Case Study

Security Assessment For E-Commerce Site

Background

An e‑commerce firm organizes its product data, distributors, and Original Equipment Manufacturer’s (OEM) information to provide an online searchable database. The goal is to provide efficient data access to both member distributors and member OEM’s

Challenges

Like all e‑commerce sites, this web application contained sensitive user and site data. Because of the nature of the data, the company was concerned about security and wanted to prevent a security breach. A security assessment was requested to determine site vulnerabilities on the live production environment.

Strategy

Implement a security assessment utilizing an industry standard automated security tool. This approach provides a rapid evaluation of site vulnerabilities that will guide remediation efforts on the production site.

Solution

  • RTTS used a market leading Web Application Vulnerability Scanner to scan the site for vulnerabilities
  • Approximately 3,800 pages were requested per scan and over 15,500 test attack variations were performed.
  • Types of attacks performed included SQL Injection, Cross Site Scripting, Infrastructure analysis, web server configuration, information leakage, authorization, authentication, and more.
  • 100% of the target pages were scanned in each run, while case data was sampled in each run.
  • The production site was still live during each run.

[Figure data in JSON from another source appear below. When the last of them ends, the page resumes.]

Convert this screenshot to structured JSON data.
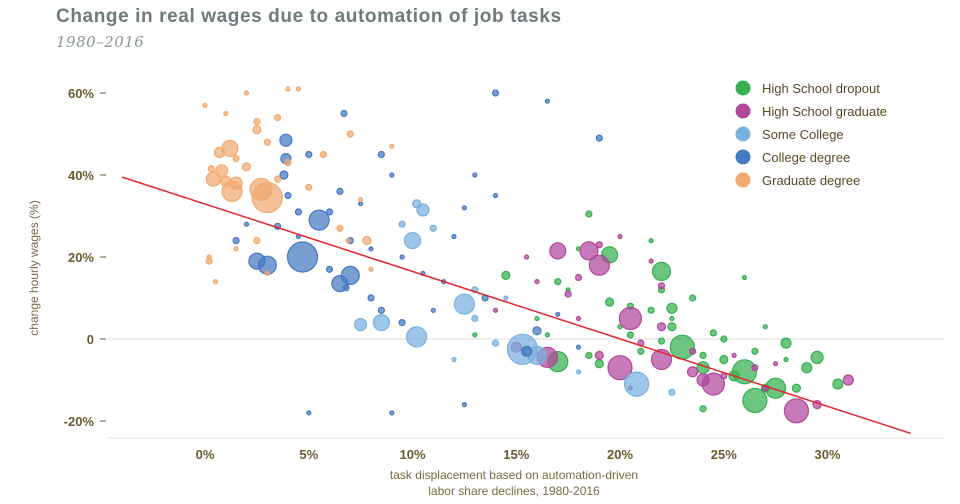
{
  "header": {
    "title": "Change in real wages due to automation of job tasks",
    "subtitle": "1980–2016"
  },
  "chart_data": {
    "type": "scatter",
    "xlabel": "task displacement based on automation-driven labor share declines, 1980-2016",
    "ylabel": "change hourly wages (%)",
    "xlim": [
      -5,
      35
    ],
    "ylim": [
      -25,
      62
    ],
    "x_ticks": [
      0,
      5,
      10,
      15,
      20,
      25,
      30
    ],
    "x_tick_labels": [
      "0%",
      "5%",
      "10%",
      "15%",
      "20%",
      "25%",
      "30%"
    ],
    "y_ticks": [
      60,
      40,
      20,
      0,
      -20
    ],
    "y_tick_labels": [
      "60%",
      "40%",
      "20%",
      "0",
      "-20%"
    ],
    "grid": false,
    "legend_position": "top-right",
    "trend_line": {
      "color": "#e0262b",
      "from": [
        -4,
        39.5
      ],
      "to": [
        34,
        -23
      ]
    },
    "series": [
      {
        "name": "High School dropout",
        "color": "#35b04e",
        "points": [
          [
            14.5,
            15.5,
            4
          ],
          [
            17,
            14,
            3
          ],
          [
            18.5,
            30.5,
            3
          ],
          [
            19.5,
            20.5,
            8
          ],
          [
            19.5,
            9,
            4
          ],
          [
            20.5,
            8,
            3
          ],
          [
            21.5,
            7,
            3
          ],
          [
            22,
            16.5,
            9
          ],
          [
            22.5,
            7.5,
            5
          ],
          [
            22,
            12,
            3
          ],
          [
            22.5,
            3,
            4
          ],
          [
            23,
            -2,
            12
          ],
          [
            23.5,
            10,
            3
          ],
          [
            24,
            -4,
            3
          ],
          [
            24,
            -7,
            6
          ],
          [
            25,
            -5,
            4
          ],
          [
            25.5,
            -9,
            5
          ],
          [
            26,
            -8,
            12
          ],
          [
            26.5,
            -15,
            12
          ],
          [
            27,
            -12,
            4
          ],
          [
            27.5,
            -12,
            10
          ],
          [
            28,
            -1,
            5
          ],
          [
            28.5,
            -12,
            4
          ],
          [
            29,
            -7,
            5
          ],
          [
            29.5,
            -4.5,
            6
          ],
          [
            30.5,
            -11,
            5
          ],
          [
            19,
            -6,
            4
          ],
          [
            17,
            -5.5,
            10
          ],
          [
            15.5,
            -3,
            4
          ],
          [
            18.5,
            -4,
            3
          ],
          [
            20.5,
            1,
            3
          ],
          [
            21,
            -3,
            3
          ],
          [
            22,
            -0.5,
            3
          ],
          [
            24.5,
            1.5,
            3
          ],
          [
            25,
            0,
            3
          ],
          [
            13,
            1,
            2
          ],
          [
            16.5,
            1,
            2
          ],
          [
            26.5,
            -3,
            3
          ],
          [
            28,
            -5,
            2
          ],
          [
            27,
            3,
            2
          ],
          [
            24,
            -17,
            3
          ],
          [
            22.5,
            5,
            2
          ],
          [
            20,
            3,
            2
          ],
          [
            17.5,
            12,
            2
          ],
          [
            16,
            5,
            2
          ],
          [
            18,
            22,
            2
          ],
          [
            21.5,
            24,
            2
          ],
          [
            26,
            15,
            2
          ]
        ]
      },
      {
        "name": "High School graduate",
        "color": "#b0479b",
        "points": [
          [
            17,
            21.5,
            8
          ],
          [
            18.5,
            21.5,
            9
          ],
          [
            19,
            18,
            10
          ],
          [
            20.5,
            5,
            11
          ],
          [
            22,
            -5,
            10
          ],
          [
            20,
            -7,
            12
          ],
          [
            24,
            -10,
            6
          ],
          [
            24.5,
            -11,
            11
          ],
          [
            23.5,
            -8,
            5
          ],
          [
            28.5,
            -17.5,
            12
          ],
          [
            29.5,
            -16,
            4
          ],
          [
            31,
            -10,
            5
          ],
          [
            16.5,
            -4.5,
            10
          ],
          [
            15,
            -2,
            5
          ],
          [
            19,
            -4,
            4
          ],
          [
            21,
            -1,
            3
          ],
          [
            22,
            3,
            4
          ],
          [
            23.5,
            -3,
            3
          ],
          [
            25,
            -9,
            3
          ],
          [
            27,
            -12,
            3
          ],
          [
            18,
            15,
            3
          ],
          [
            17.5,
            11,
            3
          ],
          [
            16,
            14,
            2
          ],
          [
            19,
            23,
            3
          ],
          [
            20,
            25,
            2
          ],
          [
            22,
            13,
            3
          ],
          [
            21.5,
            19,
            2
          ],
          [
            26.5,
            -7,
            3
          ],
          [
            15.5,
            20,
            2
          ],
          [
            18,
            5,
            2
          ],
          [
            25.5,
            -4,
            2
          ],
          [
            27.5,
            -6,
            2
          ],
          [
            20.5,
            -12,
            2
          ],
          [
            14,
            7,
            2
          ]
        ]
      },
      {
        "name": "Some College",
        "color": "#79b0e0",
        "points": [
          [
            10,
            24,
            8
          ],
          [
            10.2,
            33,
            4
          ],
          [
            10.5,
            31.5,
            6
          ],
          [
            10.2,
            0.5,
            10
          ],
          [
            8.5,
            4,
            8
          ],
          [
            7.5,
            3.5,
            6
          ],
          [
            12.5,
            8.5,
            10
          ],
          [
            15.3,
            -2.5,
            15
          ],
          [
            15.5,
            -3,
            4
          ],
          [
            16,
            -4,
            9
          ],
          [
            20.8,
            -11,
            12
          ],
          [
            22.5,
            -13,
            3
          ],
          [
            13,
            5,
            3
          ],
          [
            14,
            -1,
            3
          ],
          [
            9.5,
            28,
            3
          ],
          [
            11,
            27,
            3
          ],
          [
            13,
            12,
            3
          ],
          [
            14.5,
            10,
            2
          ],
          [
            12,
            -5,
            2
          ],
          [
            18,
            -8,
            2
          ]
        ]
      },
      {
        "name": "College degree",
        "color": "#4579c0",
        "points": [
          [
            2.5,
            19,
            8
          ],
          [
            3,
            18,
            9
          ],
          [
            4.7,
            20,
            15
          ],
          [
            5.5,
            29,
            10
          ],
          [
            7,
            15.5,
            9
          ],
          [
            6.5,
            13.5,
            8
          ],
          [
            6.8,
            12.5,
            3
          ],
          [
            3.9,
            48.5,
            6
          ],
          [
            3.9,
            44,
            5
          ],
          [
            3.8,
            40,
            4
          ],
          [
            5,
            45,
            3
          ],
          [
            4,
            35,
            3
          ],
          [
            6.5,
            36,
            3
          ],
          [
            6.7,
            55,
            3
          ],
          [
            8.5,
            45,
            3
          ],
          [
            9,
            40,
            2
          ],
          [
            4.5,
            31,
            3
          ],
          [
            3.5,
            27.5,
            3
          ],
          [
            2,
            28,
            2
          ],
          [
            6,
            17,
            3
          ],
          [
            8,
            10,
            3
          ],
          [
            8.5,
            7,
            3
          ],
          [
            9.5,
            4,
            3
          ],
          [
            11,
            7,
            2
          ],
          [
            12.5,
            32,
            2
          ],
          [
            13,
            40,
            2
          ],
          [
            14,
            35,
            2
          ],
          [
            12,
            25,
            2
          ],
          [
            13.5,
            10,
            3
          ],
          [
            16,
            2,
            4
          ],
          [
            15.5,
            -3,
            5
          ],
          [
            14,
            60,
            3
          ],
          [
            16.5,
            58,
            2
          ],
          [
            19,
            49,
            3
          ],
          [
            7.5,
            33,
            2
          ],
          [
            9.5,
            20,
            2
          ],
          [
            10.5,
            16,
            2
          ],
          [
            11.5,
            14,
            2
          ],
          [
            1.5,
            24,
            3
          ],
          [
            4.5,
            25,
            2
          ],
          [
            7,
            24,
            3
          ],
          [
            8,
            22,
            2
          ],
          [
            6,
            31,
            3
          ],
          [
            17,
            6,
            2
          ],
          [
            18,
            -2,
            2
          ],
          [
            5,
            -18,
            2
          ],
          [
            9,
            -18,
            2
          ],
          [
            12.5,
            -16,
            2
          ]
        ]
      },
      {
        "name": "Graduate degree",
        "color": "#f0a970",
        "points": [
          [
            1.2,
            46.5,
            8
          ],
          [
            0.7,
            45.5,
            5
          ],
          [
            0.8,
            41,
            6
          ],
          [
            0.4,
            39,
            7
          ],
          [
            1,
            38.5,
            5
          ],
          [
            1.5,
            38,
            6
          ],
          [
            1.3,
            36,
            10
          ],
          [
            2.7,
            36.5,
            11
          ],
          [
            3,
            34.5,
            15
          ],
          [
            0.3,
            41.5,
            3
          ],
          [
            1.5,
            44,
            3
          ],
          [
            2,
            42,
            4
          ],
          [
            2.5,
            51,
            4
          ],
          [
            2.5,
            53,
            3
          ],
          [
            3.5,
            54,
            3
          ],
          [
            5.7,
            45,
            3
          ],
          [
            3,
            48,
            3
          ],
          [
            3.5,
            39,
            3
          ],
          [
            4,
            43,
            3
          ],
          [
            5,
            37,
            3
          ],
          [
            6.5,
            27,
            3
          ],
          [
            6.9,
            24,
            2
          ],
          [
            7.5,
            34,
            2
          ],
          [
            7.8,
            24,
            4
          ],
          [
            9,
            47,
            2
          ],
          [
            7,
            50,
            3
          ],
          [
            2.5,
            24,
            3
          ],
          [
            1.5,
            22,
            2
          ],
          [
            0.2,
            19,
            3
          ],
          [
            0.2,
            20,
            2
          ],
          [
            2,
            60,
            2
          ],
          [
            4,
            61,
            2
          ],
          [
            4.5,
            61,
            2
          ],
          [
            0,
            57,
            2
          ],
          [
            1,
            55,
            2
          ],
          [
            3,
            16,
            2
          ],
          [
            0.5,
            14,
            2
          ],
          [
            8,
            17,
            2
          ]
        ]
      }
    ]
  }
}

Scan throughput on the system was controlled using a number of mechanisms, including the number of crawl threads, and the recursive look limit. These parameters were adjusted for an overnight turn-around time.

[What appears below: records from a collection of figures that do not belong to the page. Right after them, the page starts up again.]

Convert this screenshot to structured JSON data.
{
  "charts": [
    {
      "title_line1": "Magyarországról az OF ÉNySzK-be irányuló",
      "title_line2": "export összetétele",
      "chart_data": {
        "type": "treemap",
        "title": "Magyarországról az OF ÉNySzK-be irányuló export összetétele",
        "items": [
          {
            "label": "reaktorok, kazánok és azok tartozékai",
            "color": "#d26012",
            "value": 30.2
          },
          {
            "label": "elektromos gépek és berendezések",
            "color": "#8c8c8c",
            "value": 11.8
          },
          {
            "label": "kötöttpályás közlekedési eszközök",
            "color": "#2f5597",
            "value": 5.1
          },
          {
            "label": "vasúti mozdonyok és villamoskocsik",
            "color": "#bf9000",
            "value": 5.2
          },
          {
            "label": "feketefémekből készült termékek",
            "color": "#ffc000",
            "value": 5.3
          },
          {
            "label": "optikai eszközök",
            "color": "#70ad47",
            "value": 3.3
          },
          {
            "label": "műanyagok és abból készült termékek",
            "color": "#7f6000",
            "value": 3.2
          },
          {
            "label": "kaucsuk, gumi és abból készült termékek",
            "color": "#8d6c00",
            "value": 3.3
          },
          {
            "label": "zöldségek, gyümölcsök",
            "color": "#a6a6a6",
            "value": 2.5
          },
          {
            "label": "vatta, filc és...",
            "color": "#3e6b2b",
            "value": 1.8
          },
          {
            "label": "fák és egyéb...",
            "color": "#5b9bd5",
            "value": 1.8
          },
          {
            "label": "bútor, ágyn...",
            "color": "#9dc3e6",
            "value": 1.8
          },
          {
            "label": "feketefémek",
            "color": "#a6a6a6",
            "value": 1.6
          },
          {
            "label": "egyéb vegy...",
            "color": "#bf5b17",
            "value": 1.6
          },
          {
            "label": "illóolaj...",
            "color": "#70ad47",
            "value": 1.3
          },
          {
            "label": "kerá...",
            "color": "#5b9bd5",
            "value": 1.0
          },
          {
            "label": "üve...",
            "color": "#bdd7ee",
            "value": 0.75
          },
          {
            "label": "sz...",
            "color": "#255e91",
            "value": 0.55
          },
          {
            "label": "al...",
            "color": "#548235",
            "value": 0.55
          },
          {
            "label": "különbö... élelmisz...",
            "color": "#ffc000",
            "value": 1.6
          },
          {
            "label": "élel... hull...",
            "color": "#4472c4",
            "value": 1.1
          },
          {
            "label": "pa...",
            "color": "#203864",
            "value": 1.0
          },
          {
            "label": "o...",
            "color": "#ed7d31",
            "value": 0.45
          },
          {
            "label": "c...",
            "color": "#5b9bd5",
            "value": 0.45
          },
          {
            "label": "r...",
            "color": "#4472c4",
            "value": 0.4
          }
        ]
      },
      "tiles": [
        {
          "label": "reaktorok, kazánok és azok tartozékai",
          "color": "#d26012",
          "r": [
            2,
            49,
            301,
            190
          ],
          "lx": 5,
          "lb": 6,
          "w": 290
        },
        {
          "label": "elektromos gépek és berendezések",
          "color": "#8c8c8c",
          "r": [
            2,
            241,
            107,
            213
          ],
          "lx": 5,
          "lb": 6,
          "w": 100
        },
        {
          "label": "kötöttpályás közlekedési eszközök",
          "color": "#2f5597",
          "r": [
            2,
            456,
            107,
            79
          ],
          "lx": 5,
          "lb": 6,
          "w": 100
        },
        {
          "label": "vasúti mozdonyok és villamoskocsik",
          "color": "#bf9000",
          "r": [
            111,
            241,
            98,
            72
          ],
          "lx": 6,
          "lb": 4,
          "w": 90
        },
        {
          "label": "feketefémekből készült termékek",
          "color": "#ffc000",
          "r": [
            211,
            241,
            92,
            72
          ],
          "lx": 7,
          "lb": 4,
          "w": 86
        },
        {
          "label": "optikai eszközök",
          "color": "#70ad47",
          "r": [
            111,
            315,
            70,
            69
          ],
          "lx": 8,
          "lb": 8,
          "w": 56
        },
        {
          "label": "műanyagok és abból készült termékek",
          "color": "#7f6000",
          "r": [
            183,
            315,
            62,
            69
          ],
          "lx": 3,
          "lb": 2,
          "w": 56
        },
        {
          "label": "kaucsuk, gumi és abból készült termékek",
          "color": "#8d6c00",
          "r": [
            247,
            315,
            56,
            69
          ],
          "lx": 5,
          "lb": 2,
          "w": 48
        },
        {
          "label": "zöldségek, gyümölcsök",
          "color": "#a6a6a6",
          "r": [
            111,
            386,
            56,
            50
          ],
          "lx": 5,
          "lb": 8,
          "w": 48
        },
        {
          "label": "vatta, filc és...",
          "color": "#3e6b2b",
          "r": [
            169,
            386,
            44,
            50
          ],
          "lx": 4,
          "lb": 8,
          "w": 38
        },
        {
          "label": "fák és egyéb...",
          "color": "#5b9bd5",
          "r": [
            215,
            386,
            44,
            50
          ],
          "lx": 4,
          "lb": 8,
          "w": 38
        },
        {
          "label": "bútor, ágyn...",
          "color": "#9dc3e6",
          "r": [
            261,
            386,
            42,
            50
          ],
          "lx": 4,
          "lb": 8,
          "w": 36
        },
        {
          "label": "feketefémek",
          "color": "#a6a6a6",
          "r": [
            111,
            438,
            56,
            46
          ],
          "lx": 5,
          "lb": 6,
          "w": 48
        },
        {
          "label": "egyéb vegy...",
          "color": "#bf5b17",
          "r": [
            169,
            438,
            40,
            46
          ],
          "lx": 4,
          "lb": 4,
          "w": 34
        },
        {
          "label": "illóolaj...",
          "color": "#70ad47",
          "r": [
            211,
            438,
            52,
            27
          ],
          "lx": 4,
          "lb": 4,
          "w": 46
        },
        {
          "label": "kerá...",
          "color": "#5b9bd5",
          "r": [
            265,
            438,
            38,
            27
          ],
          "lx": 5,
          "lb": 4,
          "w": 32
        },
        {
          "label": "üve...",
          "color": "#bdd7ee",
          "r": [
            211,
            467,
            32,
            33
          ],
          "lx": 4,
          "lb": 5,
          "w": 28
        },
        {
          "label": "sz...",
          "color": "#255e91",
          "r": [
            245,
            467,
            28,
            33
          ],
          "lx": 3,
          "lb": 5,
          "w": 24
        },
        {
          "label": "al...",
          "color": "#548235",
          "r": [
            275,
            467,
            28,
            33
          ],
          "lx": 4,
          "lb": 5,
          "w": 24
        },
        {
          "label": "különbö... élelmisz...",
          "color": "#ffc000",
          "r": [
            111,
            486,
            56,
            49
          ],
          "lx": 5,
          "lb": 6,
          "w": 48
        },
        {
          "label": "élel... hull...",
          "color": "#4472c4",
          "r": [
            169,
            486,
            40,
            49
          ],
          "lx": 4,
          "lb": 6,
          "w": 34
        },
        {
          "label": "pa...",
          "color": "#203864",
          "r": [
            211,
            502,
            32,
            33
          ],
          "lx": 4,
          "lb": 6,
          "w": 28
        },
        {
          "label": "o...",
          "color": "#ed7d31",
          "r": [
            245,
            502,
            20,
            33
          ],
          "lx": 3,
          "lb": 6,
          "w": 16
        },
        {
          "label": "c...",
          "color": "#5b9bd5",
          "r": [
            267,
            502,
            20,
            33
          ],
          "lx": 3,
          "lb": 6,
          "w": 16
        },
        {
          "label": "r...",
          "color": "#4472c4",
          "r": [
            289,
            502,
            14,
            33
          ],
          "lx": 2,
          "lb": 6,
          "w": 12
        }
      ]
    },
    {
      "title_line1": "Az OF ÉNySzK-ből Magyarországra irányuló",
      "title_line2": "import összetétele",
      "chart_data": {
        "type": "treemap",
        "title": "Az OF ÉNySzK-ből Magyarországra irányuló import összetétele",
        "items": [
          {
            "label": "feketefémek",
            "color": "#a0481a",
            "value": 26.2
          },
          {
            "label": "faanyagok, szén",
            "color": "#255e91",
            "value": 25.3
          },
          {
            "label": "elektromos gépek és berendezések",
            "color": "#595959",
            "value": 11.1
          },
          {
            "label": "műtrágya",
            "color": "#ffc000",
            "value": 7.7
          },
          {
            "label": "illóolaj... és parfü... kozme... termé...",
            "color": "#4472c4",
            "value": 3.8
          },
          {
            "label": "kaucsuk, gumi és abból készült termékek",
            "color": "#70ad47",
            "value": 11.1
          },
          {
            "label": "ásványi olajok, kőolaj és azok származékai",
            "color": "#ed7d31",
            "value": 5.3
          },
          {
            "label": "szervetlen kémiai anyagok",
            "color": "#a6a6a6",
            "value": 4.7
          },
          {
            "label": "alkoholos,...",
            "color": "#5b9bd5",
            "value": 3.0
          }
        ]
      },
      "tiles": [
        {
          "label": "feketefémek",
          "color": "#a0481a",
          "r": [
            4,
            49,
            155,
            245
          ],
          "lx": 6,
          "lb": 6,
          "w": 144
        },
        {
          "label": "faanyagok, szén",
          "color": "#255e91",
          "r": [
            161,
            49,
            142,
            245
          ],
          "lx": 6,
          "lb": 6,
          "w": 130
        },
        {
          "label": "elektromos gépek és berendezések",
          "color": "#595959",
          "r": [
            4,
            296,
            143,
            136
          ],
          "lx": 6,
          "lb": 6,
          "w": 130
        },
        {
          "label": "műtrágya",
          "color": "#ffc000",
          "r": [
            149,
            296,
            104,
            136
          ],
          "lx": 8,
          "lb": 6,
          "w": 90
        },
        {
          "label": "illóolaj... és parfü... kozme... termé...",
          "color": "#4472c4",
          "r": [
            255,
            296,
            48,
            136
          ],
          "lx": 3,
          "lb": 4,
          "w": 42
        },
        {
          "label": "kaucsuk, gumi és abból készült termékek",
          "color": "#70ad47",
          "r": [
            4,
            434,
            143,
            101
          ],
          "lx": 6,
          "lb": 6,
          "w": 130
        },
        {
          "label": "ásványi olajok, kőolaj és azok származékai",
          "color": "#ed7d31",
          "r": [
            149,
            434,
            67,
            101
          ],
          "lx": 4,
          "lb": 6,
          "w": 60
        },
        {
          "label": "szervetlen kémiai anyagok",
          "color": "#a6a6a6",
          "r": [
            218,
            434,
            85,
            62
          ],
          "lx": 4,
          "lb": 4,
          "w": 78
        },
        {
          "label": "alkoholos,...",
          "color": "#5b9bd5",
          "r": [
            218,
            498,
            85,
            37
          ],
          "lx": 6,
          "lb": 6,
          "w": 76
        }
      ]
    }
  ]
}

During the initial scan, 26 critical, 5 high, and 17 medium vulnerabilities were discovered across a subset of pages (Figure 1). After an initial remediation cycle, 8 critical, 8 high, and 29 medium vulnerabilities remained. Scanning and remediation were continued until an acceptable vulnerability profile was obtained.

RTTS manually verified major vulnerability categories to avoid reporting false positives to the development team.

Vulnerabilities

Figure 1. Initial Vulnerability Profile

During the remediation cycles, the build vulnerability was monitored by severity and Open Web Application Security Project (OWASP) Threat Class as remediation efforts continued by the software development team.

Benefits

  • On web pages on the critical path, about 2/3 of critical and high severity vulnerabilities were eliminated during the initial cycles.
  • The use of an automated vulnerability scanning increased testing coverage and decreased testing time to accommodate an overnight turn-around time.
  • With RTTS executing scans on an as-needed basis and verifying results, the software development team was able to vet each build at the same high level of testing coverage. This allowed build quality to be compared between builds and the vulnerability trend was available to the whole team.
  • Automated vulnerability analysis supported rapid remediation efforts to specific sections of the web application.
  • Using a large sample size of attacks as well as in-depth crawling led to high-confidence-interval results.